Ziel der Landesregierung, meine sehr verehrten Damen und Herren, ist es, diese Stärken zum Wohle des Finanzplatzes Nordrhein-Westfalen, der WestLB, ihrer Eigentümer und deren Mitarbeiter bestmöglich zu nutzen. Dabei soll die Citigroup alle Optionen aufzeigen. Die Landesregierung ist grundsätzlich für alle sinnvollen Möglichkeiten offen. Das ist inhaltlich mit dem identisch, was ich gerade dem Kollegen Schartau gesagt habe.

Nun favorisieren Sie, liebe Kolleginnen und Kollegen der Oppositionsfraktionen, eine Konsolidierung innerhalb der öffentlich-rechtlichen Säule, vorzugsweise mit der LBBW. Selbstverständlich ist die Partnerschaft mit einer leistungsstarken Landesbank eine interessante Option. Dabei gelten aber zwei Grundvoraussetzungen:

Erstens. Das Geschäftsmodell muss stimmen. Sie, sehr geehrte Kolleginnen und Kollegen von der Fraktion Bündnis 90/Die Grünen, haben angemahnt, sich an der sogenannten Berliner Erklärung zu orientieren. In dieser am 7. November 2005 verabschiedeten Erklärung der S-Finanzgruppe heißt es unter anderem – ich darf zitieren –:

Das Retail-Geschäft ist unabhängig vom Vertriebsweg nach dem Subsidiaritätsprinzip den Sparkassen vorbehalten.

So weit, liebe Kolleginnen und Kollegen, die Theorie.

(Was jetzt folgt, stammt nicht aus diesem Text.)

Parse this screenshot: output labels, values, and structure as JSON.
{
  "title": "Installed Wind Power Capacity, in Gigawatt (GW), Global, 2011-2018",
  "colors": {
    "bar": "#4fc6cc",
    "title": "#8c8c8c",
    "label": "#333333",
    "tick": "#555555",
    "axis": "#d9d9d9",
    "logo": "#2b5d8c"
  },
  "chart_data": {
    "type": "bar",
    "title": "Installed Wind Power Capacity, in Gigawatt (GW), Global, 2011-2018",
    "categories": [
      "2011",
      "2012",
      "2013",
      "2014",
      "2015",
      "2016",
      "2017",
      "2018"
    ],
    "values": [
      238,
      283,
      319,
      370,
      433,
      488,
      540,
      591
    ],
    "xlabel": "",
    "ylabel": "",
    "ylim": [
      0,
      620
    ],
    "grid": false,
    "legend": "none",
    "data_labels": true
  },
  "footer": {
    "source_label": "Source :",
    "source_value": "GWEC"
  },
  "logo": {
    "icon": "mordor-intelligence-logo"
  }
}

Nun zur Praxis: Festzustellen ist, dass die Westdeutsche Landesbank mit der Sachsen LB die einzige Landesbank ohne Privatkundengeschäft ist. Und das gute Dastehen der LBBW ist zu einem Großteil durch das Retail-Geschäft bedingt. Da muss die Frage erlaubt sein, wie eine Vertikalisierung in Baden-Württemberg und ein Verbot der Vertikalisierung in Nordrhein-Westfalen zusammenpassen soll. Wo ist das gemeinsame Geschäftsmodell?